И бокалы были наполнены уже без возражений.
— Я же сказал, что не буду.
— Одрик, не знаю, что ты там себе надумал, но это действительно хорошее вино. А расслабится после сегодняшнего тебе надо. Ну не упрямься. Давай за твое невероятное везение.
— Верно говоришь, Антонин, упрям как… весь в папашу. Тот тоже такой же был, но точно знал, чего хочет. И если упрется, то ни на гномий мизинчик его не своротишь. Большой души был человек….
— Мэтр Олирко, вы знали моего отца?!
— Да, мой мальчик, я знал… было дело… давно…. очень давно…
— Мэтр! Не спите! Только не сейчас…, — Олирко уже клевал носом, его маленькие глазки закрывались, и голова уверено падала на грудь. Несколько бутылок кьянто все же сморили его.

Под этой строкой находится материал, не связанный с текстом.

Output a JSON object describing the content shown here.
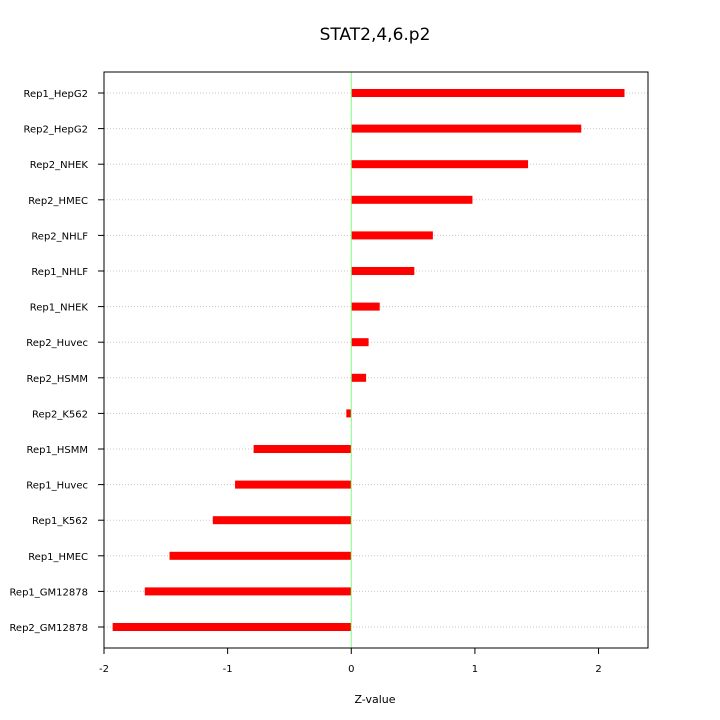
{
  "chart_data": {
    "type": "bar",
    "orientation": "horizontal",
    "title": "STAT2,4,6.p2",
    "xlabel": "Z-value",
    "ylabel": "",
    "xlim": [
      -2.0,
      2.4
    ],
    "xticks": [
      -2,
      -1,
      0,
      1,
      2
    ],
    "xtick_labels": [
      "-2",
      "-1",
      "0",
      "1",
      "2"
    ],
    "categories": [
      "Rep1_HepG2",
      "Rep2_HepG2",
      "Rep2_NHEK",
      "Rep2_HMEC",
      "Rep2_NHLF",
      "Rep1_NHLF",
      "Rep1_NHEK",
      "Rep2_Huvec",
      "Rep2_HSMM",
      "Rep2_K562",
      "Rep1_HSMM",
      "Rep1_Huvec",
      "Rep1_K562",
      "Rep1_HMEC",
      "Rep1_GM12878",
      "Rep2_GM12878"
    ],
    "values": [
      2.21,
      1.86,
      1.43,
      0.98,
      0.66,
      0.51,
      0.23,
      0.14,
      0.12,
      -0.04,
      -0.79,
      -0.94,
      -1.12,
      -1.47,
      -1.67,
      -1.93
    ],
    "bar_color": "#ff0000",
    "zero_line_color": "#7fff7f",
    "grid": true,
    "grid_style": "dotted horizontal"
  }
}
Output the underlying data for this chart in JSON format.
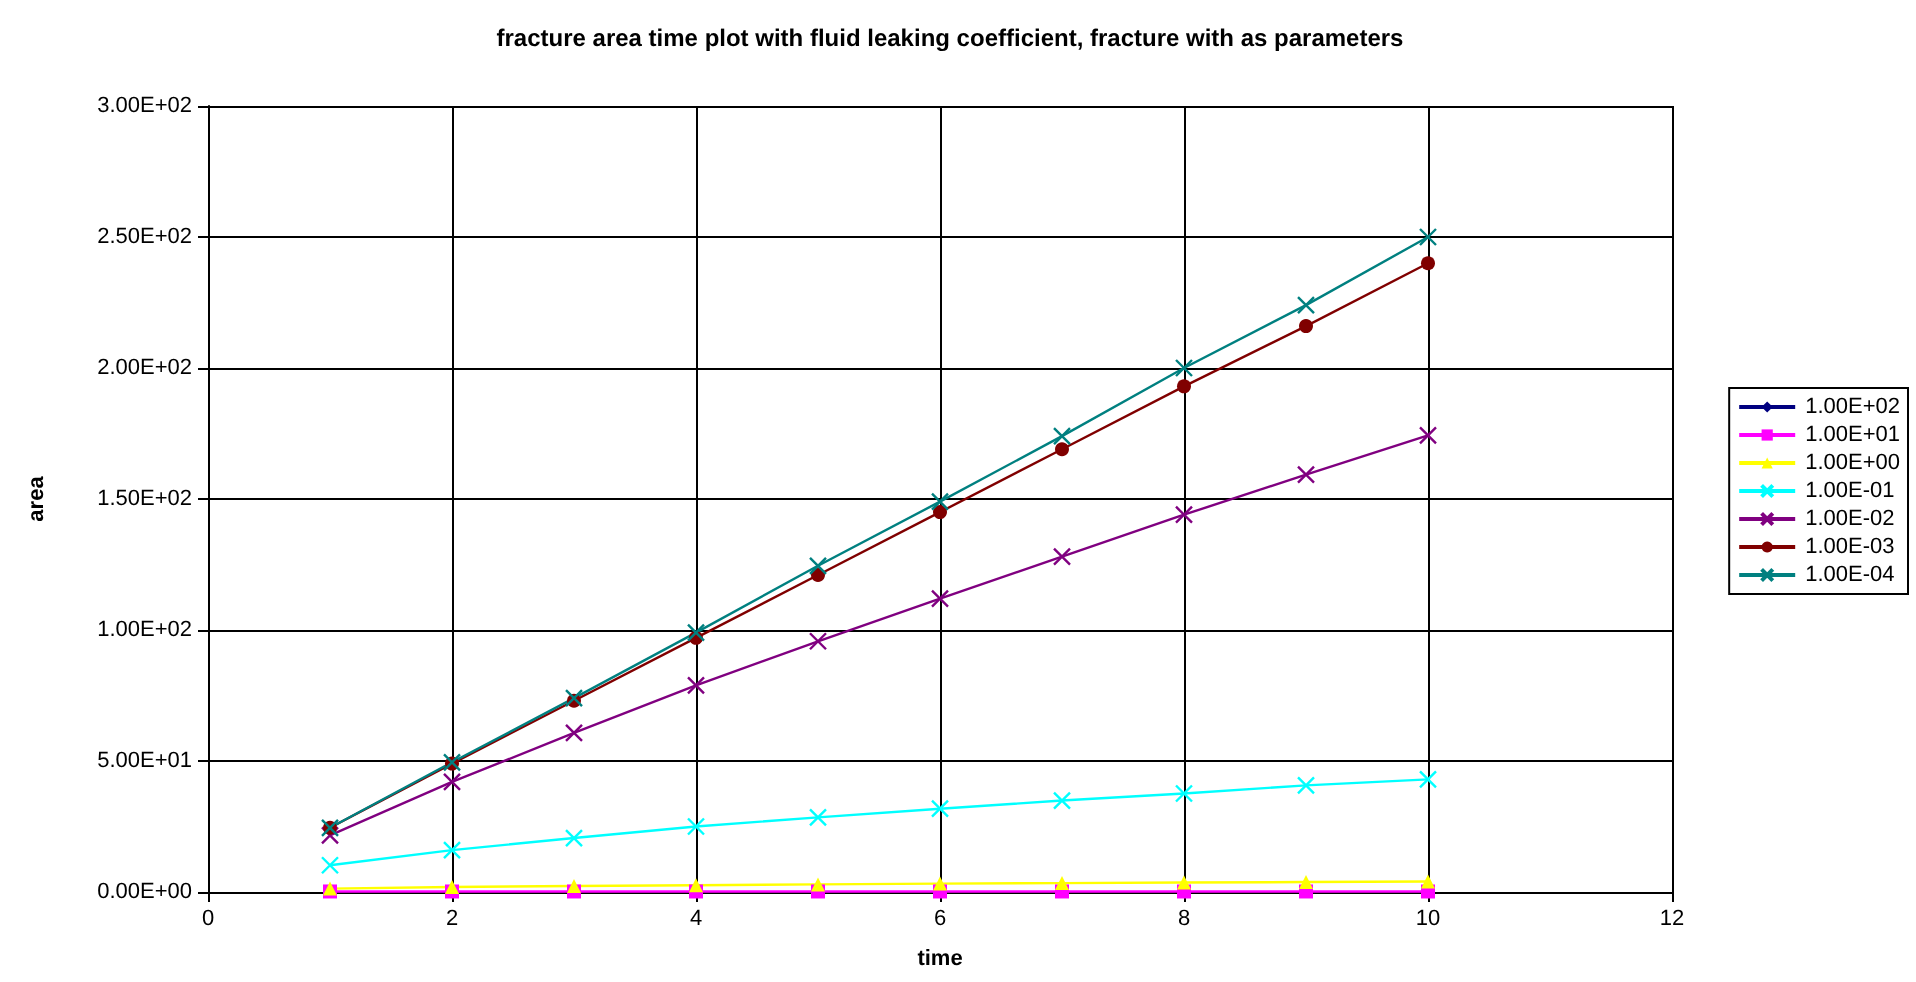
{
  "chart_data": {
    "type": "line",
    "title": "fracture area time plot with fluid leaking coefficient, fracture with as parameters",
    "xlabel": "time",
    "ylabel": "area",
    "x": [
      1,
      2,
      3,
      4,
      5,
      6,
      7,
      8,
      9,
      10
    ],
    "xlim": [
      0,
      12
    ],
    "xticks": [
      0,
      2,
      4,
      6,
      8,
      10,
      12
    ],
    "ylim": [
      0,
      300
    ],
    "yticks": [
      {
        "value": 0,
        "label": "0.00E+00"
      },
      {
        "value": 50,
        "label": "5.00E+01"
      },
      {
        "value": 100,
        "label": "1.00E+02"
      },
      {
        "value": 150,
        "label": "1.50E+02"
      },
      {
        "value": 200,
        "label": "2.00E+02"
      },
      {
        "value": 250,
        "label": "2.50E+02"
      },
      {
        "value": 300,
        "label": "3.00E+02"
      }
    ],
    "grid": true,
    "legend": "right",
    "series": [
      {
        "name": "1.00E+02",
        "color": "#000080",
        "marker": "diamond",
        "values": [
          null,
          null,
          null,
          null,
          null,
          null,
          null,
          null,
          null,
          null
        ]
      },
      {
        "name": "1.00E+01",
        "color": "#ff00ff",
        "marker": "square",
        "values": [
          0.2,
          0.2,
          0.2,
          0.2,
          0.2,
          0.2,
          0.2,
          0.2,
          0.2,
          0.2
        ]
      },
      {
        "name": "1.00E+00",
        "color": "#ffff00",
        "marker": "triangle",
        "values": [
          1.3,
          1.9,
          2.3,
          2.6,
          2.9,
          3.2,
          3.4,
          3.6,
          3.8,
          4.0
        ]
      },
      {
        "name": "1.00E-01",
        "color": "#00ffff",
        "marker": "cross",
        "values": [
          10.2,
          16,
          20.6,
          25,
          28.5,
          31.8,
          34.9,
          37.6,
          40.7,
          43
        ]
      },
      {
        "name": "1.00E-02",
        "color": "#800080",
        "marker": "cross",
        "values": [
          21.6,
          42,
          60.7,
          78.9,
          95.7,
          112,
          128,
          144,
          159.3,
          174.3
        ]
      },
      {
        "name": "1.00E-03",
        "color": "#800000",
        "marker": "circle",
        "values": [
          24.5,
          49,
          73,
          97,
          121,
          145,
          169,
          193,
          216,
          240
        ]
      },
      {
        "name": "1.00E-04",
        "color": "#008080",
        "marker": "cross",
        "values": [
          24.5,
          49.5,
          74,
          99,
          124.5,
          149,
          174,
          200,
          224,
          250
        ]
      }
    ]
  }
}
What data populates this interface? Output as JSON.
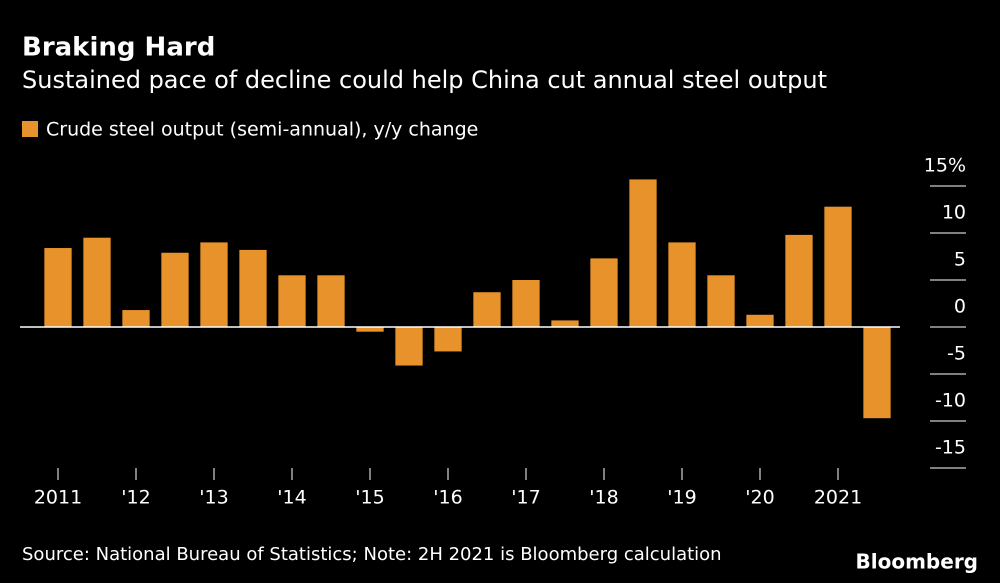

Антонин подал знак бдительному официанту, тот принес подушечку. И предводитель воров заснул, откинувшись на спинку кресла.
— Не расстраивайся, — сказал Антонин огорченному Одрику. — Он все–таки тебе признался, это главное. Значит, он уже готов тебе рассказывать, потерпи немножко.
— Антонин, а ты об этом знал?
— Знал, но это не моя тайна… А пока он нас не слышит, я должен тебе открыть некоторые свои. Послушай меня внимательно. Тот, кто тебя так дорого оценил, он не может знать про тебя что–то такое, что ты сам недавно узнал?
— Вы про что? Я не понимаю.
— Слушай, не прикидывайся дурачком, восемь человек просто так не посылают. Я не просто так интересуюсь, я очень опасаюсь за тебя. Это либо политика, либо то, о чем я спрашиваю.
— Да о чем?
— О твоем ЦВЕТЕ.
Такого Одрик никак не ожидал, если бы спросил не Антонин, а кто–то другой, то он расстался бы с жизнью.
— Откуда т–тебе это известно? — Маг уже был готов ко всему, даже проверил округу, но никого подозрительного там не оказалось.
— А за тобой давно наблюдали, ожидали чего–то интересного. Но, по правде говоря, не такого. Так что мне повезло, никому из наших еще не удавалось быть наставником белого мага.
— Из кого — ваших?
— Из Ордена Равновесия. Ты давно попал к нам на учет, как только в тебе проявились отклонения.
— К вам?!
— Ты не понял до сих пор? Я монах Ордена. — Одрик впервые просканировал ауру близкого человека, как его учил Учитель, хотя и поверхностно. Антонин не врал, впрочем, он никогда не врал, и угрозы от него не исходило.
— Это пока ТАМ неизвестно, но в любом случае они узнают, даже если я отрежу себе язык. Вот уже много веков Орден пресекал появления разного оружия и изобретений, тех которые могли бы дать одной из сторон значительный перевес или просто сильно изменить мир. Орденом был уничтожен изобретатель грозовой пыли, и он сам и вся его работа. За последние лет двадцать мы уничтожили самодвижущуюся повозку, колеса которой крутил пар. Был убит изобретатель, что хотел летать на шаре, наполненном горячим воздухом, Был уничтожен нашедший черную желчь земли, скважина завалена, карты сожжены. Кстати, твой отец чуть не открыл ее заново, иначе…, в общем, не было бы тебя. А теперь над равновесием нависла новая угроза, и это ТЫ!
— Но я же ничего не делал! Я и не собирался занимать ни чью сторону.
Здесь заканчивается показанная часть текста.